The Double Hip “Ironsides” Corset shapes American Women
Victorian women liked their corsets tight. If a person looked up and down any busy street in the late nineteenth century, they saw townswomen that struck dramatic silhouettes. The corset, a tight fitting, boned garment, restricted movement and reshaped the natural position of organs inside a women's body. A trade card from 1885 featured a corset typical of the period dubbed the Double Hip "Ironsides" Corset. The construction of this corset placed stiff cords diagonally under the boning that ran perpendicularly over the hips. The advertisement proclaimed that the hip bones are longer than those found in competitor's corsets "producing a corset of great strength." The card then explained that "the bones on the sides and hips, and also the sides steels, are doubly protected by three or four thicknesses of jean" which diminished the likely hood of snapping a steel bone from wear and added "much to the durability of the corset."
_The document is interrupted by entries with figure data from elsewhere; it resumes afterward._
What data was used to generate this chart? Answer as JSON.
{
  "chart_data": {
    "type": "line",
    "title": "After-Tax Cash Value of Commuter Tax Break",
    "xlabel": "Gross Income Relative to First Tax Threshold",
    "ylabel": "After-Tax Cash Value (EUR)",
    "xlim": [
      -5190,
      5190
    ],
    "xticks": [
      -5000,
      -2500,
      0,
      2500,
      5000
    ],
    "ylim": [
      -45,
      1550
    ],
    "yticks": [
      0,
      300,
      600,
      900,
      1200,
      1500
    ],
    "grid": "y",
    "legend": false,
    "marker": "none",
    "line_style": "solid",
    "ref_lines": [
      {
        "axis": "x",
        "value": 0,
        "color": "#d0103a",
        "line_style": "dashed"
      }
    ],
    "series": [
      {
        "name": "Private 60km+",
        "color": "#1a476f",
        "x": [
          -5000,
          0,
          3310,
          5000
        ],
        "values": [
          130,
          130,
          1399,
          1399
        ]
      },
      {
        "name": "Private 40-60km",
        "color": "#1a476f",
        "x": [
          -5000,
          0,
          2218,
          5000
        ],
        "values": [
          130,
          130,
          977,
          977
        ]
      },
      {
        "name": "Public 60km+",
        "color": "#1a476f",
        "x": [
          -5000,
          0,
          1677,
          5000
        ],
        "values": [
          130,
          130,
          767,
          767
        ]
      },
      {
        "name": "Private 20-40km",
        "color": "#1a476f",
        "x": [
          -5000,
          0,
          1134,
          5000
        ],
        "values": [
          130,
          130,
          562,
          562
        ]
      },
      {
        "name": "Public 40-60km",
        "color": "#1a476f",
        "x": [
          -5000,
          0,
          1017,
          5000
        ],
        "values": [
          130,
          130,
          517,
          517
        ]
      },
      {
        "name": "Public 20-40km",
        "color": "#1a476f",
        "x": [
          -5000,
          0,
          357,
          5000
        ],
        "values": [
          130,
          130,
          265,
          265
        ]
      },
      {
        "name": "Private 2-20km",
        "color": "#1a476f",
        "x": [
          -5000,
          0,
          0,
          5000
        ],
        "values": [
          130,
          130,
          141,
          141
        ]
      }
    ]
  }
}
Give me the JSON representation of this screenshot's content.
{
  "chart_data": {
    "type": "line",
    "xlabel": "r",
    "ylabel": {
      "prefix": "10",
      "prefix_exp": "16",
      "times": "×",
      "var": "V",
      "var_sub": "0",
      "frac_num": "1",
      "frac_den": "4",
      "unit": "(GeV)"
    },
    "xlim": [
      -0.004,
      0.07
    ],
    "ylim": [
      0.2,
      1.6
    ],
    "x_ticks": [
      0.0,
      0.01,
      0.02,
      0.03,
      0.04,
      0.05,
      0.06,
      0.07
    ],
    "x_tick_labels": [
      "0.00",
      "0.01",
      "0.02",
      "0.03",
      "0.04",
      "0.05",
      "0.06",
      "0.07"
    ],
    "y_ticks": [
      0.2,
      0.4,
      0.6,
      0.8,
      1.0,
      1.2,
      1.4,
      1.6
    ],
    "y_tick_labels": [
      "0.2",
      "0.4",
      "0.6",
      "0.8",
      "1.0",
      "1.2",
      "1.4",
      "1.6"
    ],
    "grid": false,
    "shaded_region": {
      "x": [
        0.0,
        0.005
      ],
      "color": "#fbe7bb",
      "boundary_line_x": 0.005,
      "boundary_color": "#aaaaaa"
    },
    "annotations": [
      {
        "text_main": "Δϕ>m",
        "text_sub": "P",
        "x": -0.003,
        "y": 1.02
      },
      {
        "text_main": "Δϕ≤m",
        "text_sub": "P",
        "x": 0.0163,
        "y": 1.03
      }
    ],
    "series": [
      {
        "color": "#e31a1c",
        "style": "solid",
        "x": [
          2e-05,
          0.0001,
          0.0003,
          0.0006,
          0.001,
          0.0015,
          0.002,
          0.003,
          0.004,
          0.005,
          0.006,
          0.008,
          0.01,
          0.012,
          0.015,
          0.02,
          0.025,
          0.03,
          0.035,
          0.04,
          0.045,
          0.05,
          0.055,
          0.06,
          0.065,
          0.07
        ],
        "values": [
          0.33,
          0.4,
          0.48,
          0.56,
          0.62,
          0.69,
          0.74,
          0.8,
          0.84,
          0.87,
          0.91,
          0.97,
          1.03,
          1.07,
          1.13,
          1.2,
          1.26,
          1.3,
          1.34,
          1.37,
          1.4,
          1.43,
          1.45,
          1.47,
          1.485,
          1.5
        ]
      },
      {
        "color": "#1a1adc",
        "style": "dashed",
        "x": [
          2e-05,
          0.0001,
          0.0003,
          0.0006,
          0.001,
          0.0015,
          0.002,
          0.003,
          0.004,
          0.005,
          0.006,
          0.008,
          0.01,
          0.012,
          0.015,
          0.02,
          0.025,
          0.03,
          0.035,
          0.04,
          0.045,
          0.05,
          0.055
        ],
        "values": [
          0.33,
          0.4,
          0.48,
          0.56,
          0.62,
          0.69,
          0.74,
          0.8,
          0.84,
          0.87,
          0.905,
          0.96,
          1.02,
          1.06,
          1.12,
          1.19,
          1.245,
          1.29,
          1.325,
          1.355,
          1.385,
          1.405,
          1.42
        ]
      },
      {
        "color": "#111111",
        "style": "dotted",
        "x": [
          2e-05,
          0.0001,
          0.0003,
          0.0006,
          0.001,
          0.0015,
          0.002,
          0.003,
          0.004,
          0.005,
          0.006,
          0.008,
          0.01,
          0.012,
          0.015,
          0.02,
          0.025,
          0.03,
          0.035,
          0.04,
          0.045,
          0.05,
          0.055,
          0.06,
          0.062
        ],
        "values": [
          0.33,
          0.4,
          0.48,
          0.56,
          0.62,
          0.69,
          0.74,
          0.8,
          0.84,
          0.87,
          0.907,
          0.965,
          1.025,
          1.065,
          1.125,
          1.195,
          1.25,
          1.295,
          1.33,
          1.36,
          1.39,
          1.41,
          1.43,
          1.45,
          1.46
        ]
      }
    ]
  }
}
From a construction standpoint, this corset was solidly built. It is no wonder the manufacturer used the nickname of the USS Constitution, a ship whose "ironsides," made of tough oak were said to be impenetrable by cannonballs. However, four layers of denim over the hips, even before the addition of steel bones and cord, made moving the hip joints very difficult. A woman wearing such a rigid undergarment found even simple tasks much more difficult to complete. Household duties such as chasing after children, cooking a meal, or even tidying the house while wearing a corset made some women begin to wonder if the practice made any positive impact on their lives.
Middle and upper class women found themselves restricted in many ways during the Victorian era. Though Susan B. Anthony and Elizabeth Cady Stanton launched the National Woman Suffrage Association in 1869, women did not have the right to vote on factors that affected their lives. In addition, the majority of women did not have jobs outside the home. In the home, society expected a woman to keep her household running seamlessly. However, restrictions placed on women branched into other areas beyond social expectations. While performing the roles assigned to them by society, Victorian fashion expected women to maintain specific hemlines and necklines. The clothing that women wore took restriction to another level, and the corset led the way.
The difficulty of performing daily tasks as well as health concerns soon led to the formation of rational dress societies and movements across the Western Hemisphere. Many of the members simultaneously fought for the right of women to vote, and encouraged them to choose clothing more appropriate for healthy lifestyles. The rational dress voices represented a minority at the time this trade card was printed. The fight to loosen the corset raged for several decades, but by the time women won the right to vote in America they were able to show up to polling places in much more comfortable clothing.
- Anonymous, The Double Hip 'Ironsides' Corset (Warners Corset Co., 1885).
- Leigh Summers, "Corsetry and the Reality of Female Complaints," in Bound to Please:A History of the Victorian Corset, ed. Leigh Summers (Oxford: Berg Publishers, 2001), 87-120.